Efficiently finding multiple items in a container

Question

I need to find a number of objects from a large container.

The only way I can think of to do that seems to be to just search the container for one item at a time in a loop, however, even which an efficient search with an average case of say "log n" (where n is the size of the container), this gives me "m log n" (where m is the number of items I'm looking for) for the entire operation.

That seems highly suboptimal to me, and as its something that I am likely to need to do on a frequent bases, something I'd definitely like to improve if possible.

Neither part has been implemented yet, so I'm open for suggestions on the format of the main container, the "list" of items I'm looking for, etc, as well as the actual search algorithm.

The items are complex objects, however the search key is just a simple integer.

Answer 1

If you're purely doing look-up (you don't require ordered elements) and can give up some memory, try unordered_map (it's TR1, also implemented in Boost), which has constant-time amortized look-up.

In a game engine, we tested std::map and unordered_map, and while map was faster for insertions (if I recall), unordered_map blew it out of the water for retrieval. We had greater than 1000 elements in the map, for scale, which is fairly low compared to some other tasks you may be doing.

If you require elements to be ordered, your next bet is std::map, which has the look-up times you've posted, and keeps the elements ordered. In general, it also uses less memory than an unordered_map.

Answer 2

boost/tr1 unordered_map and unordered_set are containers backed by a hash table which gives you search in amortized contant time [ O(1) ]

Boost Unordered documentation.

Answer 3

I suppose if you have a sorted container and a uniform distribution of items then the most efficient type of method would be a recursive bisection search with an execution path somewhat like a tree - calling itself twice whenever all the objects being searched for are in both halves of the bisection.

However, if you choose a container based on a hash-table (boost unordered set, I think?), or something similar, then lookup can be O(1), so searching in a loop really doesn't matter.

EDIT: note that std::map and std::set are normally (always?) implemented using rb-trees, so are only log(n) for lookup.

Answer 4

Hash tables have basically O(1) lookup. This gives you O(m) to lookup m items; obviously you can't lookup m items faster than O(m) because you need to get the result out.

Answer 5

If your container is a vector and the elements are sorted, you can use std::lower_bound to search in O(log n) time. If your search items are also sorted, you can do a small optimization by always using the last found iterator as the start of the search for the next one, e.g.

vector<stuff> container;
vector<stuff>::iterator it = container.begin();
for (int i = 0;  i < search_items.size() && it != container.end();  ++i)
{
    it = std::lower_bound(it, container.end(), search_items[i]);
    // make sure the found item is a match
    if (it != container.end() && search_items[i] < *it)
        it = container.end(); // break out early
}
if (it != container.end())  // found it!

Answer 6

Are you sure that m log₂(n) is actually going to be a problem?
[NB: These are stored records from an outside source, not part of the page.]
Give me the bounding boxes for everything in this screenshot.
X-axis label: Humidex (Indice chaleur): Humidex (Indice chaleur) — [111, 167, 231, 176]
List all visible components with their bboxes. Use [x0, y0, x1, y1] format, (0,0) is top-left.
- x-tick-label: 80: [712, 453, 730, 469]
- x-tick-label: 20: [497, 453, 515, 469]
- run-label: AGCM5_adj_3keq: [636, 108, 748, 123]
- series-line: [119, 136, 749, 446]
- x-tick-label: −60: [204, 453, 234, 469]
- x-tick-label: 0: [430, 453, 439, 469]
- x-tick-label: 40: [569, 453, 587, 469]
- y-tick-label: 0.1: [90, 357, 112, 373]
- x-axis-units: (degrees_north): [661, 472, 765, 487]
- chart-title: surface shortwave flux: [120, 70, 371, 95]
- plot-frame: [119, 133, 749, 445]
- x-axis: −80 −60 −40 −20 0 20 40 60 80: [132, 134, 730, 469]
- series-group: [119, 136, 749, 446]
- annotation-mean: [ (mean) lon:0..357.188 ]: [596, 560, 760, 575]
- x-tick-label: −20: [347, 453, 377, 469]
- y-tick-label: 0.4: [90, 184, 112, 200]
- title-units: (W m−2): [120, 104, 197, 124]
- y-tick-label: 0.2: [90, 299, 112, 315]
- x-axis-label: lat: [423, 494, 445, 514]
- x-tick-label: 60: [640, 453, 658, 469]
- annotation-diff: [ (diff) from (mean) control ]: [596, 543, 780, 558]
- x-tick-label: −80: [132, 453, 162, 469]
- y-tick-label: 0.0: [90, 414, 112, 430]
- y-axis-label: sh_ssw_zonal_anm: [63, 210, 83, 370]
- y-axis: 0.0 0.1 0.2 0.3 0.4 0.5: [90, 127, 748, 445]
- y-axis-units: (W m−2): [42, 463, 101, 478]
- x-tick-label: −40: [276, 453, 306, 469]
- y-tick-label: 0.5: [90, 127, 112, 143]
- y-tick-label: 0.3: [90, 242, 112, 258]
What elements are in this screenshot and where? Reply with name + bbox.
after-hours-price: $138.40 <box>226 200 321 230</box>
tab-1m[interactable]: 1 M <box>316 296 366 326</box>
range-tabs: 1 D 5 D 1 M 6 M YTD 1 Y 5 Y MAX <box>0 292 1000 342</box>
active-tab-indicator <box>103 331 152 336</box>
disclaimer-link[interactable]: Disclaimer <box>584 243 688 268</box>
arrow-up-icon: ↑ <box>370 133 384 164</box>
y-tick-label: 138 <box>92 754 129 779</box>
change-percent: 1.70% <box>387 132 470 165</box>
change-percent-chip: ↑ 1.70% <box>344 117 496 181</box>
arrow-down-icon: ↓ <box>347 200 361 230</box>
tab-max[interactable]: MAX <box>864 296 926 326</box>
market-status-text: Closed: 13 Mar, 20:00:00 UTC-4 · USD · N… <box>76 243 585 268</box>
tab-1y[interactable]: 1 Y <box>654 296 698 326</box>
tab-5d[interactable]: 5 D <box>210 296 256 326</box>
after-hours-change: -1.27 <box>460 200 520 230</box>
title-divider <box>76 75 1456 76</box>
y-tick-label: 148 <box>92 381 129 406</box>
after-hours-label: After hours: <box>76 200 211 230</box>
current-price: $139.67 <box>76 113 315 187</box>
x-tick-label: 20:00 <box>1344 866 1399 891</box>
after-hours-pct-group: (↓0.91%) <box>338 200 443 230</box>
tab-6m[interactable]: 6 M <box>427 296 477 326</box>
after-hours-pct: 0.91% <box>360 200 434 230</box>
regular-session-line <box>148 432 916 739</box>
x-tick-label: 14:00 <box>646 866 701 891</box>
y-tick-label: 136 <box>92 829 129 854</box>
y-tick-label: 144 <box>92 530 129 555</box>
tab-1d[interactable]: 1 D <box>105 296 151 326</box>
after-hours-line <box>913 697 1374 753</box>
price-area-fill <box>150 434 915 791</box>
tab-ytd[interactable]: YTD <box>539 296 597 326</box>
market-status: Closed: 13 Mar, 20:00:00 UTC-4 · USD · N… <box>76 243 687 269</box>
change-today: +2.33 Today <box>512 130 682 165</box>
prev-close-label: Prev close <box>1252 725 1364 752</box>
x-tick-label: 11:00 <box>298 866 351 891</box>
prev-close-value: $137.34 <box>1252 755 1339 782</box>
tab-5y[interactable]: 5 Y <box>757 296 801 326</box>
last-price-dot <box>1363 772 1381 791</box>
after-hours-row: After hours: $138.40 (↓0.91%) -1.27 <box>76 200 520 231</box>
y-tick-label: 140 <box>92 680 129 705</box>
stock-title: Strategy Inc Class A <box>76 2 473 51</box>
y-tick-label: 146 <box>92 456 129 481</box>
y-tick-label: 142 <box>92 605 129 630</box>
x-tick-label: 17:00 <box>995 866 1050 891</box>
If you are using a std::map that is even relatively large, the number of actually comparisons is still pretty small - if you are looking up 10,000 elements in a map of 1,000,000, the number of comparisons should be about 200,000 or about 20 comparisons per target element. This really isn't bad if your key is just a simple integer.

If you were hashing something that didn't already have a nice key, then I would say go with boost::unordered_map. I would implement it with std::map first, profile it, and then decide if you want to make the next jump to Boost.

Answer 7

If you're frequently performing the same projections on your collection, such as extracting elements with a key of "42", you could consider maintaining these subsets in buckets. You'd internally maintain a hashmap from keys to vectors of elements with that key, and add elements to the appropriate bucket as well as your primary collection representing "everything". Extracting a subgroup of elements is constant time (because the respective collections have already been built), and the memory overhead of maintaining the buckets scales primarily with the number of unique keys in your dataset.

This technique is decidedly less effective if you have a large number of unique key values, and makes insertions and removals more expensive, but it's good for some situations- I thought it was at least worth mentioning.